Disclosure: Singh reports consulting fees — in amounts of less than $10,000 each — from Allergan Pharmaceuticals, Bioiberica, Crealta/Horizon, Fidia Pharmaceuticals, Iroko, Medscape, Merz, Regeneron, Savient, Takeda, UBM and WebMD, as well as research support from Savient Pharmaceuticals and Takeda. Gladman reports consulting fees, speaking fees, and/or honoraria from AbbVie, Amgen, Bristol-Myers Squibb, Celgene, Eli Lilly, Janssen, Novartis, Pfizer and UCB — all in amounts of less than $10,000 each. Please see the study for all other authors’ relevant financial disclosures.

    Perspective
    W. Benjamin Nowell

    W. Benjamin Nowell

    The newly published clinical practice guideline for the treatment of psoriatic arthritis developed by the ACR in collaboration with the National Psoriasis Foundation has the potential to help patients living with PsA access needed medications with fewer barriers.

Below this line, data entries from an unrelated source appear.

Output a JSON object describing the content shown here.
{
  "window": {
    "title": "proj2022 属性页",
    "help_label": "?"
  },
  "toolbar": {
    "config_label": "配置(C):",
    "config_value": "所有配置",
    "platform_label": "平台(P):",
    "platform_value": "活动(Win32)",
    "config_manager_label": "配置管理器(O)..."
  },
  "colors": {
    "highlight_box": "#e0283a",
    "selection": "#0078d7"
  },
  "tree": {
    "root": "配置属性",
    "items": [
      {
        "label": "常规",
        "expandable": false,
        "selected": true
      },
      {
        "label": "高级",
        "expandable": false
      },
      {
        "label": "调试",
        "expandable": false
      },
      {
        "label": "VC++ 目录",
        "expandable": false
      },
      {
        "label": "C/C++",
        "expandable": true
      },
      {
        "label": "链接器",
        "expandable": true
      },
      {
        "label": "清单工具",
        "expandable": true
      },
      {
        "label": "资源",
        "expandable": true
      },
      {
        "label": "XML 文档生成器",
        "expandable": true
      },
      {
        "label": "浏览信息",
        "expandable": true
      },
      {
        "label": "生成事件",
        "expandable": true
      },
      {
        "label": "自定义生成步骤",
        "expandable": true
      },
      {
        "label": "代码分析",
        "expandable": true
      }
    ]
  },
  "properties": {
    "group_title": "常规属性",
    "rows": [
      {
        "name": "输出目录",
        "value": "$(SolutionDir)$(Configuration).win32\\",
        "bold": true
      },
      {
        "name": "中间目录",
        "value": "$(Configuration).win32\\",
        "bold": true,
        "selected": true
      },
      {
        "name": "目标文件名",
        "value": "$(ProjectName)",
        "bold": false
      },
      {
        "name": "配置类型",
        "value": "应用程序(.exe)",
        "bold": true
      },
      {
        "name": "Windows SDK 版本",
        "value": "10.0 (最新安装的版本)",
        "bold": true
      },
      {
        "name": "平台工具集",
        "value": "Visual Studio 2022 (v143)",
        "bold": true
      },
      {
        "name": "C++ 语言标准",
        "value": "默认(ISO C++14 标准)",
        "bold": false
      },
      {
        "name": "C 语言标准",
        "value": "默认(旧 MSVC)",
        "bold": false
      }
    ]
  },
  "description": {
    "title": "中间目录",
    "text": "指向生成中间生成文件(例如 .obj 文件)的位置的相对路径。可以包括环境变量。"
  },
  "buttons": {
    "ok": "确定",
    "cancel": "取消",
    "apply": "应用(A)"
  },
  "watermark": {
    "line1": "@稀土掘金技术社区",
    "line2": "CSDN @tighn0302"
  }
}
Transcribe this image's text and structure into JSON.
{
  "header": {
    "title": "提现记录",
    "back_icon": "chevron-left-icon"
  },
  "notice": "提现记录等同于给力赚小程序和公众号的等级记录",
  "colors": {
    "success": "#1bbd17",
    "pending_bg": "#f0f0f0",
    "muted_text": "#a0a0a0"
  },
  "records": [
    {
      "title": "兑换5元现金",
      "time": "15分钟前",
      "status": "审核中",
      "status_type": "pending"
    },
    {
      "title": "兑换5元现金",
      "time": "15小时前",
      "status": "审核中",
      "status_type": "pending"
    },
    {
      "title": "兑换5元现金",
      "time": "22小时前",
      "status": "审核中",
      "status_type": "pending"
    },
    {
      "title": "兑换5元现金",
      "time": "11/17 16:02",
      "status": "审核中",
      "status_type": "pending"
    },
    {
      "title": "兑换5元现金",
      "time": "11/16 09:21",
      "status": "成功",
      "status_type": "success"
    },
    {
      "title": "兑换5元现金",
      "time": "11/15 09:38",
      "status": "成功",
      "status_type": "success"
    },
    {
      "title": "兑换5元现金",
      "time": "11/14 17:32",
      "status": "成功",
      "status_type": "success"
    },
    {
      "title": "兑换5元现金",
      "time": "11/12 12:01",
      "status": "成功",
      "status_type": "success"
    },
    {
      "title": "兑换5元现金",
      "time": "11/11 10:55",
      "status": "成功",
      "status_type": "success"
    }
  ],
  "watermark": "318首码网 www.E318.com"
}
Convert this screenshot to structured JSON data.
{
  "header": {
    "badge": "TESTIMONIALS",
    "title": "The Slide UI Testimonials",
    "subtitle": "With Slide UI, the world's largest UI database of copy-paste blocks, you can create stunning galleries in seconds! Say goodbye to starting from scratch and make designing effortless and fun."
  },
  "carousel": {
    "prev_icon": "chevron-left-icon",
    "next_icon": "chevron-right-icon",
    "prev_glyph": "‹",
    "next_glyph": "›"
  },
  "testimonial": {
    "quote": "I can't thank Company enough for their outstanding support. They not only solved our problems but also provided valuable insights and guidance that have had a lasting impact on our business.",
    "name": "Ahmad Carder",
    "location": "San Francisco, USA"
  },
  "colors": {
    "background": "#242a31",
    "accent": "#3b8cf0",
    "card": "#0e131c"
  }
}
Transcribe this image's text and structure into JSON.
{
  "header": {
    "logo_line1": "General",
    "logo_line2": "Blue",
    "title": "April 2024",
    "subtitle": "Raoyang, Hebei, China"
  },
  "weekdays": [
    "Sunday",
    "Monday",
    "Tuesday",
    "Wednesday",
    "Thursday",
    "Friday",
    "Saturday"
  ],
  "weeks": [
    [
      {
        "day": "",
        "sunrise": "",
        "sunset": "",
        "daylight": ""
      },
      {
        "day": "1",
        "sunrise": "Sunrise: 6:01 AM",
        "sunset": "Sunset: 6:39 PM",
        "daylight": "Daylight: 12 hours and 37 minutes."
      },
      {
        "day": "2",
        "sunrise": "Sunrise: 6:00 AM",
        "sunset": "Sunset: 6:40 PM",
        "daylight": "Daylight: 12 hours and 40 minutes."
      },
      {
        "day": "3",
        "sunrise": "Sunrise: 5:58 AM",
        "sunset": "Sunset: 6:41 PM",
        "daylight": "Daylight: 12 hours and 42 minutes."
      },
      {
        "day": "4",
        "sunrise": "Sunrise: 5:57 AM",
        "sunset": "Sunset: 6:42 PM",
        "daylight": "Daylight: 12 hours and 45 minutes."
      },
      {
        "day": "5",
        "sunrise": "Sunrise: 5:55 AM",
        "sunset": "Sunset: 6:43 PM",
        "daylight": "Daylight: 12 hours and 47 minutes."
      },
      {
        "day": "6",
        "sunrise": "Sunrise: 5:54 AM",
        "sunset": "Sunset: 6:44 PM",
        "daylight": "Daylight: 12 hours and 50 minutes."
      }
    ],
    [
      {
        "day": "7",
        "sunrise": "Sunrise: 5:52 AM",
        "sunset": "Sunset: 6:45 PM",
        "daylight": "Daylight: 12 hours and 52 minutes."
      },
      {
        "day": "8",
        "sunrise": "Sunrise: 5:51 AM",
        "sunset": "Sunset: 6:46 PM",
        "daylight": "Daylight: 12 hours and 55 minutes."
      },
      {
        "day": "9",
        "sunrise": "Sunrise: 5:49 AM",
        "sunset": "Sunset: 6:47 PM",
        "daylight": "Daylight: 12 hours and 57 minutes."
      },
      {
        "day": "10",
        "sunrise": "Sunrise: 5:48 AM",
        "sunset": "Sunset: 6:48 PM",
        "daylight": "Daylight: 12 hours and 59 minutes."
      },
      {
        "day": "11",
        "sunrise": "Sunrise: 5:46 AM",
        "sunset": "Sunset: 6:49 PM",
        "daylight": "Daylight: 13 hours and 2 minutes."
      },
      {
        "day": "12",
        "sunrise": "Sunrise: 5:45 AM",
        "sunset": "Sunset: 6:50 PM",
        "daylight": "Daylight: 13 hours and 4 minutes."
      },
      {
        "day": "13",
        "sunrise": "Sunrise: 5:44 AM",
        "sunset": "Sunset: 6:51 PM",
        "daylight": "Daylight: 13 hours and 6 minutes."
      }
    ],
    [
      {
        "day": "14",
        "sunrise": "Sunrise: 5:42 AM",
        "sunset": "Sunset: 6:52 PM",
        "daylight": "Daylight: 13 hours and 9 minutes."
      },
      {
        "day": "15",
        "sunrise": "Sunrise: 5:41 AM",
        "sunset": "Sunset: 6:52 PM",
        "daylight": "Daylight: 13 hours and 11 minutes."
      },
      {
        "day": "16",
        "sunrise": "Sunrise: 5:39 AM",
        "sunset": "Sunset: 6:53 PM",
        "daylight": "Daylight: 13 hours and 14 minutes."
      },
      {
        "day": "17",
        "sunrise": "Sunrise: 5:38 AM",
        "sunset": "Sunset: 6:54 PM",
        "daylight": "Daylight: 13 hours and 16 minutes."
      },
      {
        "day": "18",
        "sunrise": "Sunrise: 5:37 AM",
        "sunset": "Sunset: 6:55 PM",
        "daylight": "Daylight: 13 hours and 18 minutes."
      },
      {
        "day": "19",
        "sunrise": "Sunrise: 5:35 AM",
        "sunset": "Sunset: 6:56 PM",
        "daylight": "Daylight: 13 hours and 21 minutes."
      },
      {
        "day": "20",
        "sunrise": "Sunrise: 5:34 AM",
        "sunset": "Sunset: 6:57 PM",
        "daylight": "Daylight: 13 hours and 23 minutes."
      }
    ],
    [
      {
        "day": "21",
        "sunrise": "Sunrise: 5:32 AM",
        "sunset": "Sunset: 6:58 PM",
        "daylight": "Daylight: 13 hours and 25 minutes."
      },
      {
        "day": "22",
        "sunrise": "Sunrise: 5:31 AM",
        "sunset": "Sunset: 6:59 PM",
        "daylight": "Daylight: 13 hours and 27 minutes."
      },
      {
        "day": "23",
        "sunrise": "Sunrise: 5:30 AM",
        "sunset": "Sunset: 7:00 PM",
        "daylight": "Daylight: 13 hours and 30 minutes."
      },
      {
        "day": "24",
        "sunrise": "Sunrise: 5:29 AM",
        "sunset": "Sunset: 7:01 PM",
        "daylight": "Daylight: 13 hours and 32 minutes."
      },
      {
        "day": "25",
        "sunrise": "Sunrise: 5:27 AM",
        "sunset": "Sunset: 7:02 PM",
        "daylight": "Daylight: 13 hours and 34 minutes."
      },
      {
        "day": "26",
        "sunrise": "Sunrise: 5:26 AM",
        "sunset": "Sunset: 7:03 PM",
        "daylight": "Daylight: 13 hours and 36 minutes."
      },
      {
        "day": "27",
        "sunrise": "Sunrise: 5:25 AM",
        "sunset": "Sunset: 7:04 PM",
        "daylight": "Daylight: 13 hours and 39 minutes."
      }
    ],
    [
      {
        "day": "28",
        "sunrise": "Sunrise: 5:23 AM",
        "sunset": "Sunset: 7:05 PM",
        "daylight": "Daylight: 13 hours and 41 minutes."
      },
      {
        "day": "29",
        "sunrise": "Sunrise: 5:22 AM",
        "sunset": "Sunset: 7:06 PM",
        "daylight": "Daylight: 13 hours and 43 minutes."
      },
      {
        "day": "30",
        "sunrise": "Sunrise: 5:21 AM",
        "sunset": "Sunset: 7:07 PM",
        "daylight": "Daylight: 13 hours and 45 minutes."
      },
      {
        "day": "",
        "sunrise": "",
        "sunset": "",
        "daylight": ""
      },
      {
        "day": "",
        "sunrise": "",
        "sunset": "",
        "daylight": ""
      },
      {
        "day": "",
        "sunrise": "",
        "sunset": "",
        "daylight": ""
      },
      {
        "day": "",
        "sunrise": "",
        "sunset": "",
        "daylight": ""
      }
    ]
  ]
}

Previously, rheumatologists in the United States have been turning to existing PsA clinical practice guidelines, such as those developed by the Group for Research and Assessment of Psoriasis and Psoriatic Arthritis (GRAPPA) and EULAR.

    The new ACR guideline stands out because of the enhanced transparency and rigor of the development process and its implications for patient care and access. In developing guidelines, the ACR uses the Grading of Recommendations Assessment, Development and Evaluation (GRADE) approach, which relies on evidenced-based recommendations and is considered the international standard in guideline development.

    Alongside scientific and clinical experts, the ACR and NPF convened patients living with PsA and representatives of patient organizations on both their expert and voting panels to ensure that the patient perspective was represented. Several conditional recommendations will likely help patients achieve greater access to available treatment options for managing their disease in consultation with their rheumatologist.

    • The panel voted for a conditional recommendation to use a treat-to-target approach for all patients with active PsA. From a patient perspective, this is preferable to a strong recommendation because it provides more nuance to implement treat-to-target, which often entails more aggressive treatment and can raise patient concerns about side effects or additional medication costs.
    • TNF inhibitor biologics as a first-line therapy option in patients were given a conditional recommendation, which will hopefully help patients access more targeted and effective medications more quickly. In the past, patients have had to first start with oral small-molecule treatments, like methotrexate. This recommendation could improve access since the new ACR guideline will serve as rationale for TNF inhibitors as a first-line therapy in the event a health plan denies a claim.
    • The clinical practice guideline expands the definition of severe disease beyond physician-derived clinical indicators to include patient quality of life markers such as their ability to work and function in their daily life.

    CreakyJoints supports the ACR evidenced-based clinical practice guideline for PsA because they are based primarily on evidence from systematic reviews of research with input from practicing physicians as well as PsA patient communities to keep patients’ experience of disease in the foreground. It is important that each patient with arthritis be treated as an individual, taking into account their treatment goals and preferences — the new ACR guideline for PsA facilitates this approach.

    • W. Benjamin Nowell, PhD
    • Director of Patient-Centered Research
      CreakyJoints
      Principal investigator, Arthritis Power Research Registry

    Disclosures: Nowell reports no relevant financial disclosures.